Equally important to Hendren’s argument is the idea that sufferers of heart disease and cancer have greater self-knowledge than healthy people in terms of what their likely medical care costs will be. The market for insurance unravels, in Hendren’s model, when patients have a clear view of their future health care costs and people who anticipate lower-cost futures self-select out of insurance coverage.
Hendren tests his assumption using the Health and Retirement Study, which has surveyed Americans 55 and older since 1992. The HRS asks a battery of questions about participants’ futures, including the probability that they’ll end up in a nursing home, be disabled, or dead sometime in the next decade. Crucially for Hendren, the survey also asks about existing medical conditions, so it’s possible to sort HRS respondents based on whether they have conditions which, according to insurance underwriting guidelines, would be grounds for rejection. For example, those with strokes or previous bouts of home care can’t get long-term care insurance that would cover nursing homes; people with back conditions or obesity are ruled out of disability insurance; and stroke and cancer victims aren’t eligible for life insurance.
Hendren then examines whether those suffering from illnesses that freeze them out of insurance markets are better at predicting their medical futures. Across all three markets, he finds this to be the case. On the prospect of nursing homes, insurable respondents’ predictions are no better than random guesses, after accounting for age, gender, and other things that an insurance company can use to calculate customer risk. They’re not much better at predicting future disability or the arrival of the Grim Reaper. By contrast, across all categories, predictions made by uninsurable respondents do much better than random, and always out-predict their insurable counterparts by significant margins. This backs up Hendren’s theory that the reason insurers won’t cover patients with pre-existing conditions isn’t that they’re too sick—it’s that they’re too knowledgeable about their likely future medical costs.

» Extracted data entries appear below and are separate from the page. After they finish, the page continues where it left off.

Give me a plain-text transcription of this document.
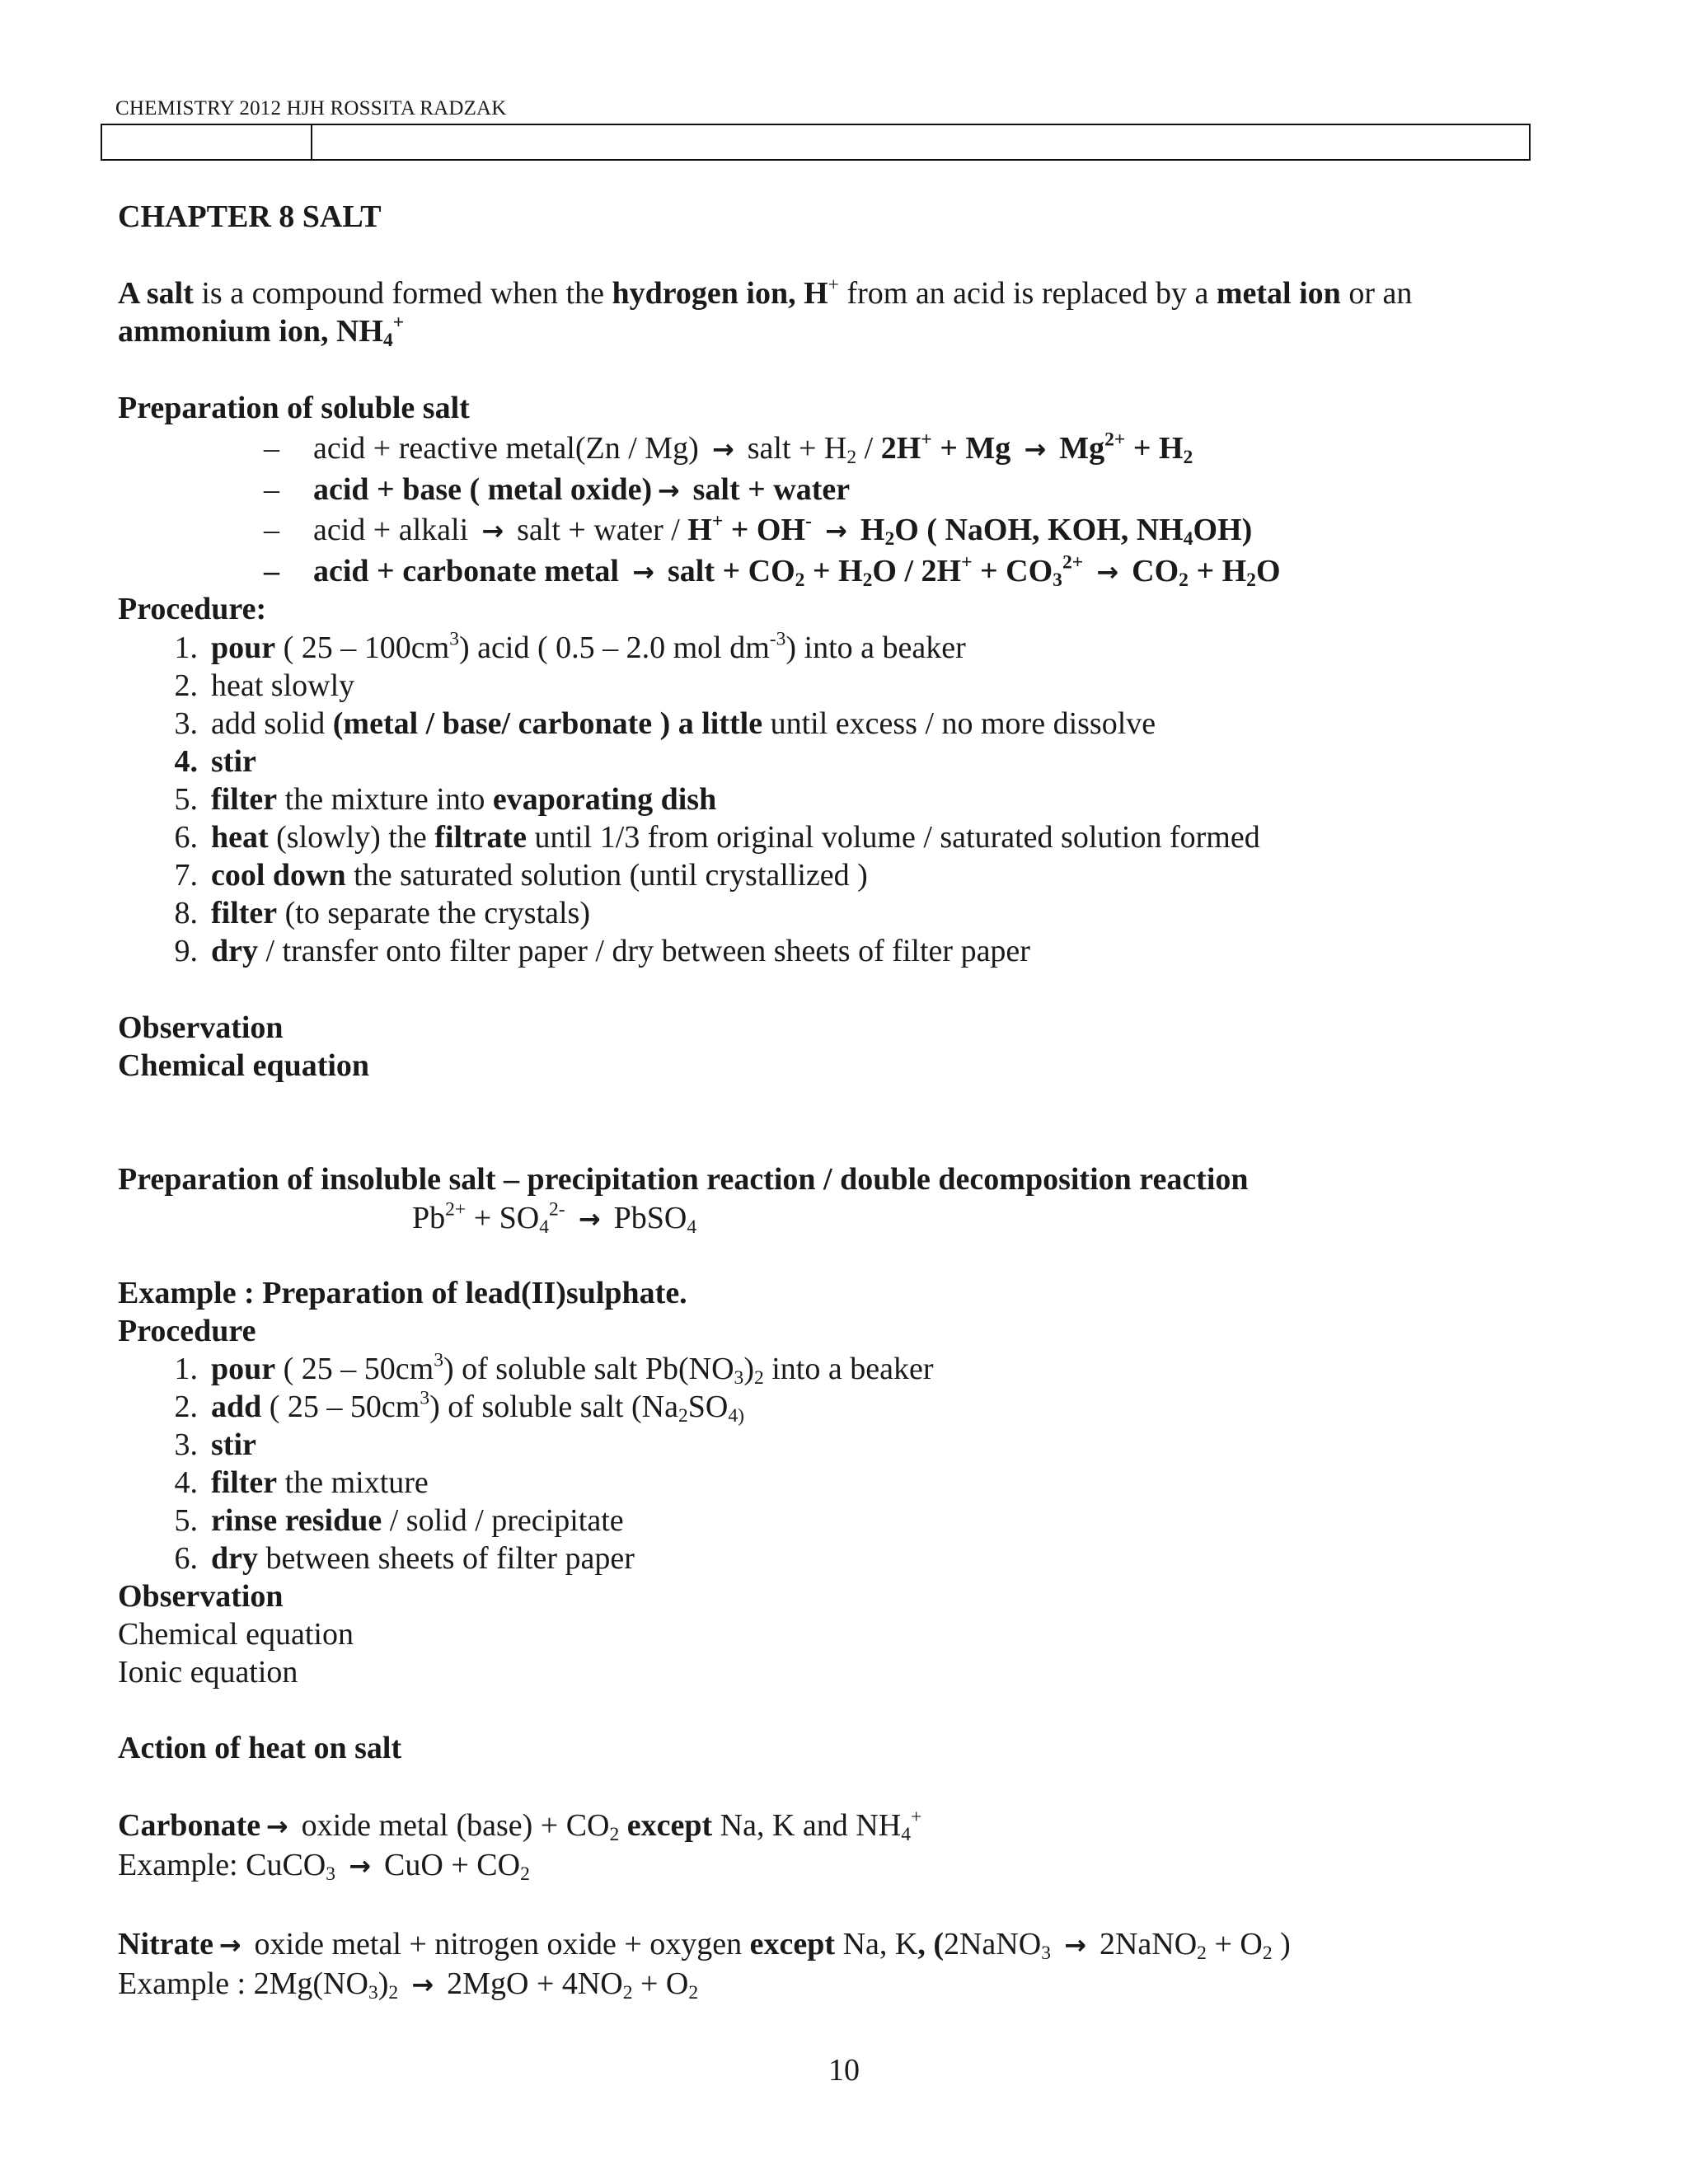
CHEMISTRY 2012 HJH ROSSITA RADZAK
CHAPTER 8 SALT
A salt is a compound formed when the hydrogen ion, H+ from an acid is replaced by a metal ion or an
ammonium ion, $NH_4^+$
Preparation of soluble salt
– acid + reactive metal(Zn / Mg) → salt + $H_2 / 2H^+ + Mg \to Mg^{2+} + H_2$
– acid + base ( metal oxide) → salt + water
– acid + alkali → salt + water / $H^+ + OH^- \to H_2O$ ( NaOH, KOH, $NH_4OH$)
– acid + carbonate metal → salt + $CO_2 + H_2O / 2H^+ + CO_3^{2+} \to CO_2 + H_2O$
Procedure:
1. pour ( $25 - 100cm^3$) acid ( 0.5 – 2.0 mol $dm^{-3}$) into a beaker
2. heat slowly
3. add solid (metal / base/ carbonate ) a little until excess / no more dissolve
4. stir
5. filter the mixture into evaporating dish
6. heat (slowly) the filtrate until 1/3 from original volume / saturated solution formed
7. cool down the saturated solution (until crystallized )
8. filter (to separate the crystals)
9. dry / transfer onto filter paper / dry between sheets of filter paper
Observation
Chemical equation
Preparation of insoluble salt – precipitation reaction / double decomposition reaction
$Pb^{2+} + SO_4^{2-}$ → PbSO$_4$
Example : Preparation of lead(II)sulphate.
Procedure
1. pour ( $25 - 50cm^3$) of soluble salt $Pb(NO_3)_2$ into a beaker
2. add ( $25 - 50cm^3$) of soluble salt ($Na_2SO_{4)}$
3. stir
4. filter the mixture
5. rinse residue / solid / precipitate
6. dry between sheets of filter paper
Observation
Chemical equation
Ionic equation
Action of heat on salt
Carbonate → oxide metal (base) + $CO_2$ except Na, K and $NH_4^+$
Example: CuCO$_3$ → CuO + $CO_2$
Nitrate → oxide metal + nitrogen oxide + oxygen except Na, K, (2NaNO$_3$ → 2NaNO$_2$ + $O_2$ )
Example : $2Mg(NO_3)_2 \to 2MgO + 4NO_2 + O_2$
10
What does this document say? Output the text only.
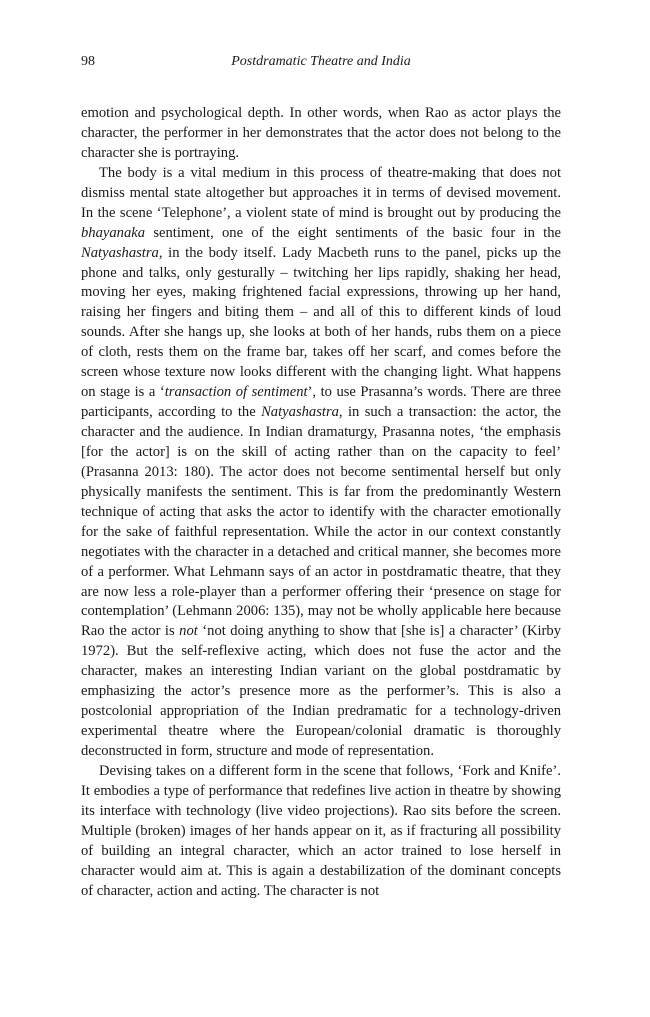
98	Postdramatic Theatre and India

emotion and psychological depth. In other words, when Rao as actor plays the character, the performer in her demonstrates that the actor does not belong to the character she is portraying.

The body is a vital medium in this process of theatre-making that does not dismiss mental state altogether but approaches it in terms of devised movement. In the scene ‘Telephone’, a violent state of mind is brought out by producing the bhayanaka sentiment, one of the eight sentiments of the basic four in the Natyashastra, in the body itself. Lady Macbeth runs to the panel, picks up the phone and talks, only gesturally – twitching her lips rapidly, shaking her head, moving her eyes, making frightened facial expressions, throwing up her hand, raising her fingers and biting them – and all of this to different kinds of loud sounds. After she hangs up, she looks at both of her hands, rubs them on a piece of cloth, rests them on the frame bar, takes off her scarf, and comes before the screen whose texture now looks different with the changing light. What happens on stage is a ‘transaction of sentiment’, to use Prasanna’s words. There are three participants, according to the Natyashastra, in such a transaction: the actor, the character and the audience. In Indian dramaturgy, Prasanna notes, ‘the emphasis [for the actor] is on the skill of acting rather than on the capacity to feel’ (Prasanna 2013: 180). The actor does not become sentimental herself but only physically manifests the sentiment. This is far from the predominantly Western technique of acting that asks the actor to identify with the character emotionally for the sake of faithful representation. While the actor in our context constantly negotiates with the character in a detached and critical manner, she becomes more of a performer. What Lehmann says of an actor in postdramatic theatre, that they are now less a role-player than a performer offering their ‘presence on stage for contemplation’ (Lehmann 2006: 135), may not be wholly applicable here because Rao the actor is not ‘not doing anything to show that [she is] a character’ (Kirby 1972). But the self-reflexive acting, which does not fuse the actor and the character, makes an interesting Indian variant on the global postdramatic by emphasizing the actor’s presence more as the performer’s. This is also a postcolonial appropriation of the Indian predramatic for a technology-driven experimental theatre where the European/​colonial dramatic is thoroughly deconstructed in form, structure and mode of representation.

Devising takes on a different form in the scene that follows, ‘Fork and Knife’. It embodies a type of performance that redefines live action in theatre by showing its interface with technology (live video projections). Rao sits before the screen. Multiple (broken) images of her hands appear on it, as if fracturing all possibility of building an integral character, which an actor trained to lose herself in character would aim at. This is again a destabilization of the dominant concepts of character, action and acting. The character is not
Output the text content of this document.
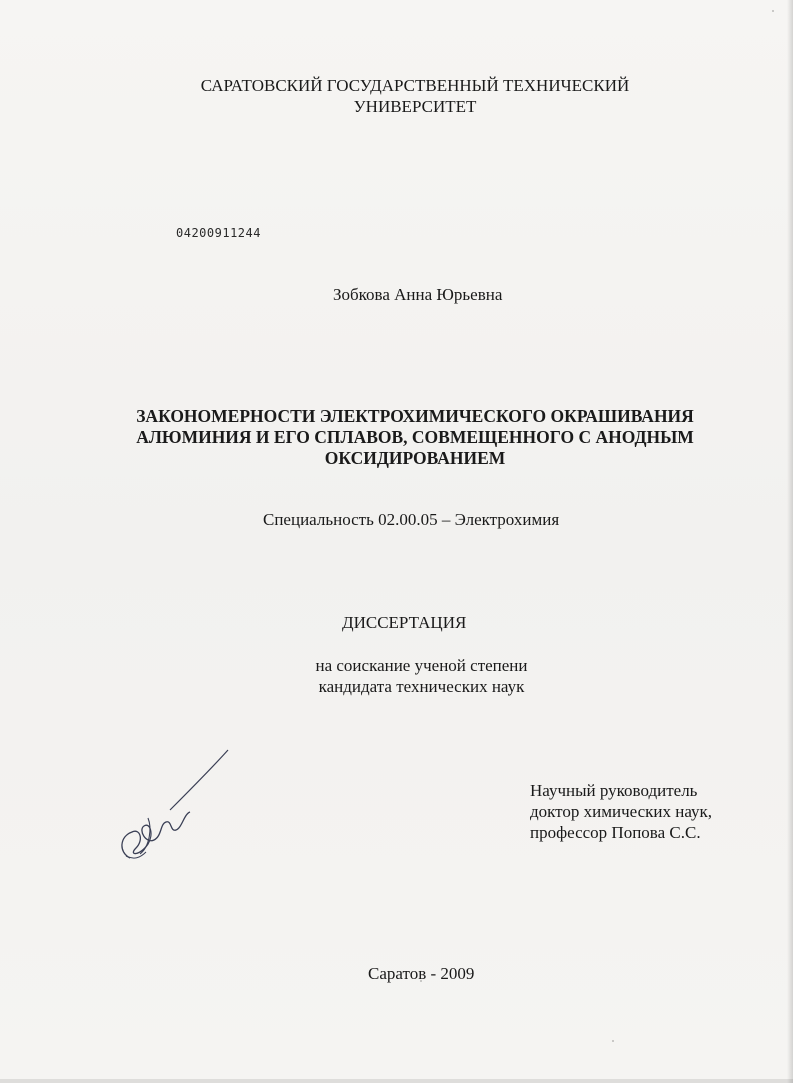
САРАТОВСКИЙ ГОСУДАРСТВЕННЫЙ ТЕХНИЧЕСКИЙ
УНИВЕРСИТЕТ
04200911244
Зобкова Анна Юрьевна
ЗАКОНОМЕРНОСТИ ЭЛЕКТРОХИМИЧЕСКОГО ОКРАШИВАНИЯ
АЛЮМИНИЯ И ЕГО СПЛАВОВ, СОВМЕЩЕННОГО С АНОДНЫМ
ОКСИДИРОВАНИЕМ
Специальность 02.00.05 – Электрохимия
ДИССЕРТАЦИЯ
на соискание ученой степени
кандидата технических наук
Научный руководитель
доктор химических наук,
профессор Попова С.С.
Саратов - 2009
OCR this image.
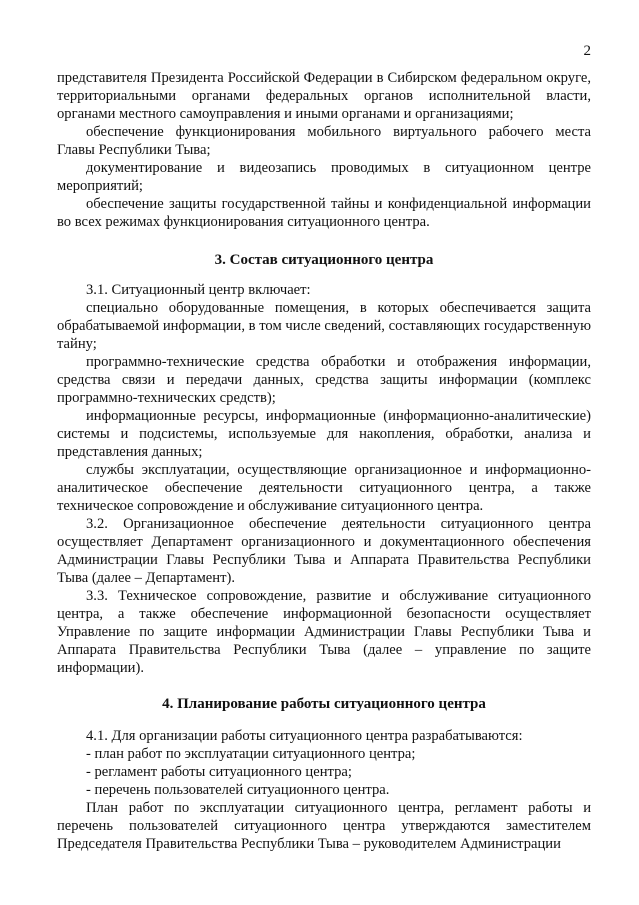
2

представителя Президента Российской Федерации в Сибирском федеральном округе, территориальными органами федеральных органов исполнительной власти, органами местного самоуправления и иными органами и организациями;

обеспечение функционирования мобильного виртуального рабочего места Главы Республики Тыва;

документирование и видеозапись проводимых в ситуационном центре мероприятий;

обеспечение защиты государственной тайны и конфиденциальной информации во всех режимах функционирования ситуационного центра.

3. Состав ситуационного центра

3.1. Ситуационный центр включает:

специально оборудованные помещения, в которых обеспечивается защита обрабатываемой информации, в том числе сведений, составляющих государственную тайну;

программно-технические средства обработки и отображения информации, средства связи и передачи данных, средства защиты информации (комплекс программно-технических средств);

информационные ресурсы, информационные (информационно-аналитические) системы и подсистемы, используемые для накопления, обработки, анализа и представления данных;

службы эксплуатации, осуществляющие организационное и информационно-аналитическое обеспечение деятельности ситуационного центра, а также техническое сопровождение и обслуживание ситуационного центра.

3.2. Организационное обеспечение деятельности ситуационного центра осуществляет Департамент организационного и документационного обеспечения Администрации Главы Республики Тыва и Аппарата Правительства Республики Тыва (далее – Департамент).

3.3. Техническое сопровождение, развитие и обслуживание ситуационного центра, а также обеспечение информационной безопасности осуществляет Управление по защите информации Администрации Главы Республики Тыва и Аппарата Правительства Республики Тыва (далее – управление по защите информации).

4. Планирование работы ситуационного центра

4.1. Для организации работы ситуационного центра разрабатываются:

- план работ по эксплуатации ситуационного центра;

- регламент работы ситуационного центра;

- перечень пользователей ситуационного центра.

План работ по эксплуатации ситуационного центра, регламент работы и перечень пользователей ситуационного центра утверждаются заместителем Председателя Правительства Республики Тыва – руководителем Администрации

If a voluntary market for insurance for pre-existing conditions is doomed to unravel, what’s to be done to accomplish the Obama administration’s goal of accessible health care for all? For the time being, there’s a government-run Pre-Existing Condition Insurance Plan that covers those denied coverage in the recent past. But that program’s history hints at the enormous—and unexpected—costs that come from insuring people who have already had cancer, heart attacks, and strokes. The cost per participant of PCIP is projected to be nearly $30,000 in 2012, more than double what government actuaries projected. This is exactly what Hendren’s model would have predicted: Only the highest-cost cases choose to purchase the insurance.
Come 2014, the Affordable Care Act will prevent insurers from discriminating based on pre-existing conditions: cancer victims and stroke survivors will be able to buy insurance at the same price as otherwise similar applicants. Insurance companies may take a hit to profits, but part of the cost will surely be passed on to the lower-cost counterparts to this high-cost pool. Healthy people might be tempted to opt out, but under the new law, they’ll be required to have insurance. This individual mandate is a natural fix to the problem of adverse selection in health insurance: It keeps the lowest-cost participants from opting out, and as a result the market doesn’t unravel.
Perhaps unsurprisingly, these solutions rankle the likes of Ron Paul and other libertarians who see the heavy hand of government at work here. More thoughtful alternative proposals from the free-market-is-best school of thought suggest creating a market for the right to buy insurance in the future: That way, you could enjoy your individual liberty by not buying health coverage today, but still keep open the possibility of exercising the option to buy insurance in the future. This “forward contract” to buy insurance wouldn’t be undermined by the problems Hendren highlights, since purchasers would still be making the decision before they experience the stroke or heart attack that gives them inside knowledge on what their future costs will be.
But that’s asking for an awful lot of foresight for the average 20-year-old, who doesn’t really have much reason to think about his likely health status a few decades in the future. And indeed, the least forward-looking are also probably those that can’t or don’t buy insurance.
You can say that’s their own fault—if insurance contracts are available and people don’t buy them, that’s a choice and they should deal with the consequences. Or we can accept that there are some situations—health care being one of them—where the market doesn’t know best, and the guiding hand of government needs to step in to ensure fair treatment for all.